I believe you have also heard about the fix microsoft exchange program

Anonymous said...

I am doing the method with the trigger, but the insert is blocking the update and the process never finish.

Adam Haines said...

What transaction isolation level is your database using? What locks is sql server using? Take a look at sys.dm_tran_locks during the blocking. If there is blocking, one of the transactions should finish. See if the transactons are in a runnable status. Another thing to look at is, the number of indexes on the table. Maybe the insert is taking extrememly long because of index maintenance or page splits?

Anonymous said...

I am seeing X locks. This is created by the Bulk Inert. This is strange. I might have messed-up the somewhere in the package.

Anonymous said...

I forgot to add, when there is only a few rows to add and lots to update, it works fine. The problem is when there are lots of row to update and lots to insert. The insert seems very very slow and never end.

Adam Haines said...

Sounds like lock escalation is taking a table exclusive lock because the thresholds are being breached.

Have a look at this, http://msdn.microsoft.com/en-us/library/ms184286.aspx

You can try disabling lock escalation on this particular table (SQL 2008 only) or disable lock escalation via trace flag (1211 or 1224). Please note that disabling lock escalation at the table level is not allowed, in SQL 2005.

This is probably the best way to determine, if your problem is lock escalation.

Sample to disable LE at the table level, in 2008:
ALTER TABLE dbo.MyTable SET (LOCK_ESCALATION = DISABLED);

Personally, i dont like the idea of disabling lock escalation, but you may be limited in this situation. If you are using 2008, you can use merge instead and this should eliminate the blocking issue.

Adam Haines said...

Obviously, you should do this on a test/dev instance and not in the production environment ;)

Anonymous said...

Hi Adam, I am using your technique but in my scenario my source is an oledb source which is sql server database and my id's are identity keys which are also primary keys. your package runs accurate when i use it with OLEDB Command, but it is not working with OLEDB Destination. It only adds new data to my destination db but doest not update the records.

Anonymous said...

I am getting this error message:

An OLE DB record is available. Source: "Microsoft SQL Server Native Client 10.0" Hresult: 0x80004005 Description: "'dbo.vw_MyTable' is not a user table. Cannot perform SET operation."

vw_MyTable is a view created on the table

Anonymous said...

I'm having a weird problem.

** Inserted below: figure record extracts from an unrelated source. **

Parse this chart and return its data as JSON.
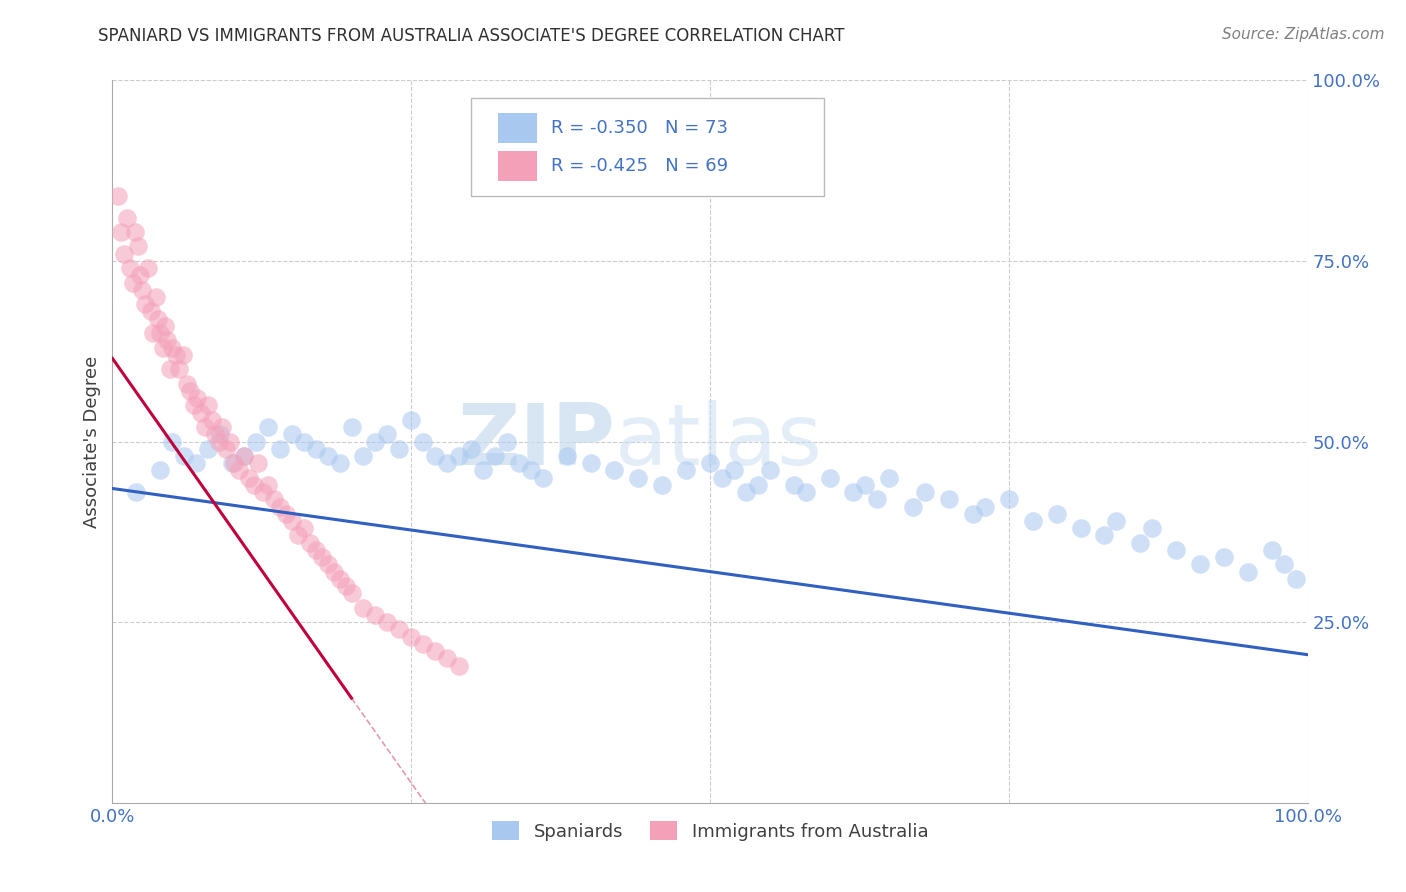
{
  "title": "SPANIARD VS IMMIGRANTS FROM AUSTRALIA ASSOCIATE'S DEGREE CORRELATION CHART",
  "source": "Source: ZipAtlas.com",
  "ylabel": "Associate's Degree",
  "legend_label1": "Spaniards",
  "legend_label2": "Immigrants from Australia",
  "legend_r1": "R = -0.350",
  "legend_n1": "N = 73",
  "legend_r2": "R = -0.425",
  "legend_n2": "N = 69",
  "r1": -0.35,
  "n1": 73,
  "r2": -0.425,
  "n2": 69,
  "xlim": [
    0.0,
    1.0
  ],
  "ylim": [
    0.0,
    1.0
  ],
  "color_blue": "#A8C8F0",
  "color_pink": "#F4A0B8",
  "color_blue_line": "#3060C0",
  "color_pink_line": "#C0003C",
  "watermark_zip": "ZIP",
  "watermark_atlas": "atlas",
  "background_color": "#FFFFFF",
  "grid_color": "#CCCCCC",
  "title_color": "#404040",
  "legend_text_color": "#4472C4",
  "source_color": "#808080",
  "blue_scatter_x": [
    0.02,
    0.04,
    0.05,
    0.06,
    0.07,
    0.08,
    0.09,
    0.1,
    0.11,
    0.12,
    0.13,
    0.14,
    0.15,
    0.16,
    0.17,
    0.18,
    0.19,
    0.2,
    0.21,
    0.22,
    0.23,
    0.24,
    0.25,
    0.26,
    0.27,
    0.28,
    0.29,
    0.3,
    0.31,
    0.32,
    0.33,
    0.34,
    0.35,
    0.36,
    0.38,
    0.4,
    0.42,
    0.44,
    0.46,
    0.48,
    0.5,
    0.51,
    0.52,
    0.53,
    0.54,
    0.55,
    0.57,
    0.58,
    0.6,
    0.62,
    0.63,
    0.64,
    0.65,
    0.67,
    0.68,
    0.7,
    0.72,
    0.73,
    0.75,
    0.77,
    0.79,
    0.81,
    0.83,
    0.84,
    0.86,
    0.87,
    0.89,
    0.91,
    0.93,
    0.95,
    0.97,
    0.98,
    0.99
  ],
  "blue_scatter_y": [
    0.43,
    0.46,
    0.5,
    0.48,
    0.47,
    0.49,
    0.51,
    0.47,
    0.48,
    0.5,
    0.52,
    0.49,
    0.51,
    0.5,
    0.49,
    0.48,
    0.47,
    0.52,
    0.48,
    0.5,
    0.51,
    0.49,
    0.53,
    0.5,
    0.48,
    0.47,
    0.48,
    0.49,
    0.46,
    0.48,
    0.5,
    0.47,
    0.46,
    0.45,
    0.48,
    0.47,
    0.46,
    0.45,
    0.44,
    0.46,
    0.47,
    0.45,
    0.46,
    0.43,
    0.44,
    0.46,
    0.44,
    0.43,
    0.45,
    0.43,
    0.44,
    0.42,
    0.45,
    0.41,
    0.43,
    0.42,
    0.4,
    0.41,
    0.42,
    0.39,
    0.4,
    0.38,
    0.37,
    0.39,
    0.36,
    0.38,
    0.35,
    0.33,
    0.34,
    0.32,
    0.35,
    0.33,
    0.31
  ],
  "pink_scatter_x": [
    0.005,
    0.007,
    0.01,
    0.012,
    0.015,
    0.017,
    0.019,
    0.021,
    0.023,
    0.025,
    0.027,
    0.03,
    0.032,
    0.034,
    0.036,
    0.038,
    0.04,
    0.042,
    0.044,
    0.046,
    0.048,
    0.05,
    0.053,
    0.056,
    0.059,
    0.062,
    0.065,
    0.068,
    0.071,
    0.074,
    0.077,
    0.08,
    0.083,
    0.086,
    0.089,
    0.092,
    0.095,
    0.098,
    0.102,
    0.106,
    0.11,
    0.114,
    0.118,
    0.122,
    0.126,
    0.13,
    0.135,
    0.14,
    0.145,
    0.15,
    0.155,
    0.16,
    0.165,
    0.17,
    0.175,
    0.18,
    0.185,
    0.19,
    0.195,
    0.2,
    0.21,
    0.22,
    0.23,
    0.24,
    0.25,
    0.26,
    0.27,
    0.28,
    0.29
  ],
  "pink_scatter_y": [
    0.84,
    0.79,
    0.76,
    0.81,
    0.74,
    0.72,
    0.79,
    0.77,
    0.73,
    0.71,
    0.69,
    0.74,
    0.68,
    0.65,
    0.7,
    0.67,
    0.65,
    0.63,
    0.66,
    0.64,
    0.6,
    0.63,
    0.62,
    0.6,
    0.62,
    0.58,
    0.57,
    0.55,
    0.56,
    0.54,
    0.52,
    0.55,
    0.53,
    0.51,
    0.5,
    0.52,
    0.49,
    0.5,
    0.47,
    0.46,
    0.48,
    0.45,
    0.44,
    0.47,
    0.43,
    0.44,
    0.42,
    0.41,
    0.4,
    0.39,
    0.37,
    0.38,
    0.36,
    0.35,
    0.34,
    0.33,
    0.32,
    0.31,
    0.3,
    0.29,
    0.27,
    0.26,
    0.25,
    0.24,
    0.23,
    0.22,
    0.21,
    0.2,
    0.19
  ],
  "blue_line_x0": 0.0,
  "blue_line_x1": 1.0,
  "blue_line_y0": 0.435,
  "blue_line_y1": 0.205,
  "pink_line_x0": 0.0,
  "pink_line_x1": 0.2,
  "pink_line_y0": 0.615,
  "pink_line_y1": 0.145
}
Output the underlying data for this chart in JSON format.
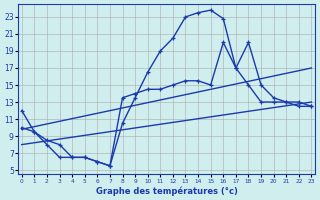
{
  "bg_color": "#d0eeee",
  "line_color": "#1a3aad",
  "grid_color": "#aaaaaa",
  "xlabel": "Graphe des températures (°c)",
  "ylabel_ticks": [
    5,
    7,
    9,
    11,
    13,
    15,
    17,
    19,
    21,
    23
  ],
  "xticks": [
    0,
    1,
    2,
    3,
    4,
    5,
    6,
    7,
    8,
    9,
    10,
    11,
    12,
    13,
    14,
    15,
    16,
    17,
    18,
    19,
    20,
    21,
    22,
    23
  ],
  "xlim": [
    -0.3,
    23.3
  ],
  "ylim": [
    4.5,
    24.5
  ],
  "series1_x": [
    0,
    1,
    2,
    3,
    4,
    5,
    6,
    7,
    8,
    9,
    10,
    11,
    12,
    13,
    14,
    15,
    16,
    17,
    18,
    19,
    20,
    21,
    22,
    23
  ],
  "series1_y": [
    12.0,
    9.5,
    8.5,
    8.0,
    6.5,
    6.5,
    6.0,
    5.5,
    10.5,
    13.5,
    16.5,
    19.0,
    20.5,
    23.0,
    23.5,
    23.8,
    22.8,
    17.0,
    15.0,
    13.0,
    13.0,
    13.0,
    12.5,
    12.5
  ],
  "series2_x": [
    0,
    1,
    2,
    3,
    4,
    5,
    6,
    7,
    8,
    9,
    10,
    11,
    12,
    13,
    14,
    15,
    16,
    17,
    18,
    19,
    20,
    21,
    22,
    23
  ],
  "series2_y": [
    10.0,
    9.5,
    8.0,
    6.5,
    6.5,
    6.5,
    6.0,
    5.5,
    13.5,
    14.0,
    14.5,
    14.5,
    15.0,
    15.5,
    15.5,
    15.0,
    20.0,
    17.0,
    20.0,
    15.0,
    13.5,
    13.0,
    13.0,
    12.5
  ],
  "series3_x": [
    0,
    23
  ],
  "series3_y": [
    9.8,
    17.0
  ],
  "series4_x": [
    0,
    23
  ],
  "series4_y": [
    8.0,
    13.0
  ]
}
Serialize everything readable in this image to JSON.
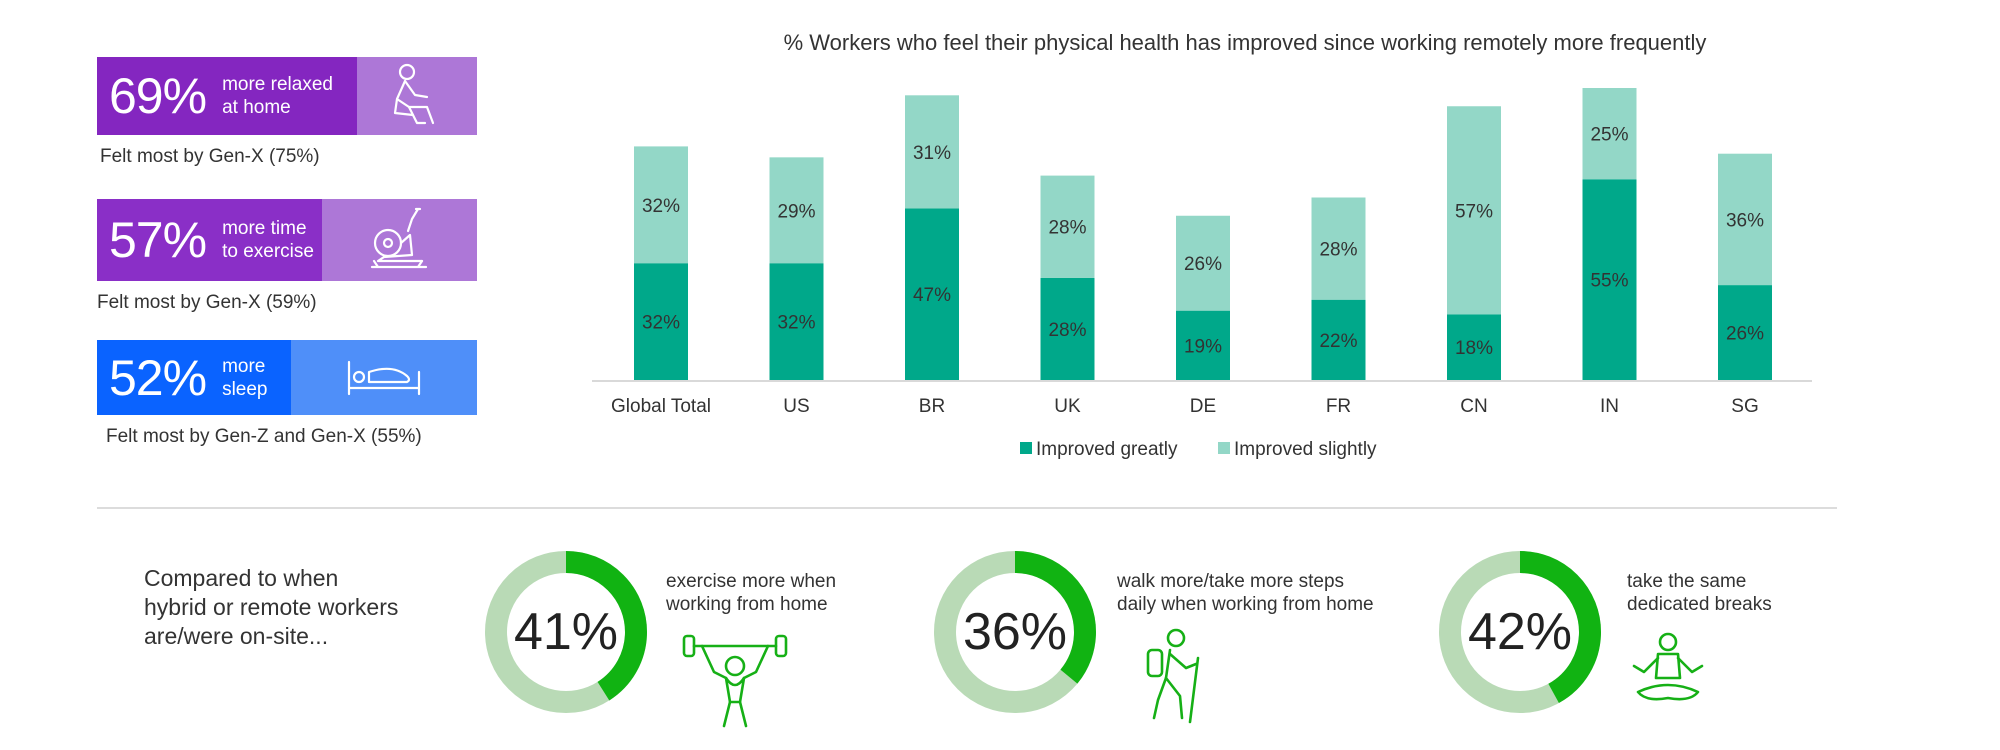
{
  "stats": [
    {
      "pct": "69%",
      "text": "more relaxed\nat home",
      "note": "Felt most by Gen-X (75%)",
      "color_main": "#8426c0",
      "color_side": "#ad77d7",
      "icon": "relaxing-person-icon"
    },
    {
      "pct": "57%",
      "text": "more time\nto exercise",
      "note": "Felt most by Gen-X (59%)",
      "color_main": "#8a2fc7",
      "color_side": "#ad77d7",
      "icon": "exercise-bike-icon"
    },
    {
      "pct": "52%",
      "text": "more\nsleep",
      "note": "Felt most by Gen-Z and Gen-X (55%)",
      "color_main": "#0a63ff",
      "color_side": "#4f8ff9",
      "icon": "bed-icon"
    }
  ],
  "chart_data": {
    "type": "bar",
    "stacked": true,
    "title": "% Workers who feel their physical health has improved since working remotely more frequently",
    "categories": [
      "Global Total",
      "US",
      "BR",
      "UK",
      "DE",
      "FR",
      "CN",
      "IN",
      "SG"
    ],
    "series": [
      {
        "name": "Improved greatly",
        "color": "#00a88a",
        "values": [
          32,
          32,
          47,
          28,
          19,
          22,
          18,
          55,
          26
        ]
      },
      {
        "name": "Improved slightly",
        "color": "#93d7c7",
        "values": [
          32,
          29,
          31,
          28,
          26,
          28,
          57,
          25,
          36
        ]
      }
    ],
    "legend": "bottom-center",
    "grid": false
  },
  "compare_text": "Compared to when\nhybrid or remote workers\nare/were on-site...",
  "donuts": [
    {
      "value": 41,
      "label": "41%",
      "caption": "exercise more when\nworking from home",
      "icon": "weightlifter-icon"
    },
    {
      "value": 36,
      "label": "36%",
      "caption": "walk more/take more steps\ndaily when working from home",
      "icon": "hiker-icon"
    },
    {
      "value": 42,
      "label": "42%",
      "caption": "take the same\ndedicated breaks",
      "icon": "meditation-icon"
    }
  ],
  "colors": {
    "donut_fill": "#11b312",
    "donut_track": "#b9dab6",
    "icon_green": "#16b016"
  }
}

In the SQL Command transformation for the Match output, there are no columns for me to map to in the Available Destination Column. It looks to me as if I have followed your directions exactly. The destination table has over 100 columns, if that matters? It's probably something simple that I missed, but I am stumped!

Anonymous said...

I simplified things by doing the lookup in the trigger itself. Works great. Will probably compare with a version using MERGE. Thanks for this awesome post.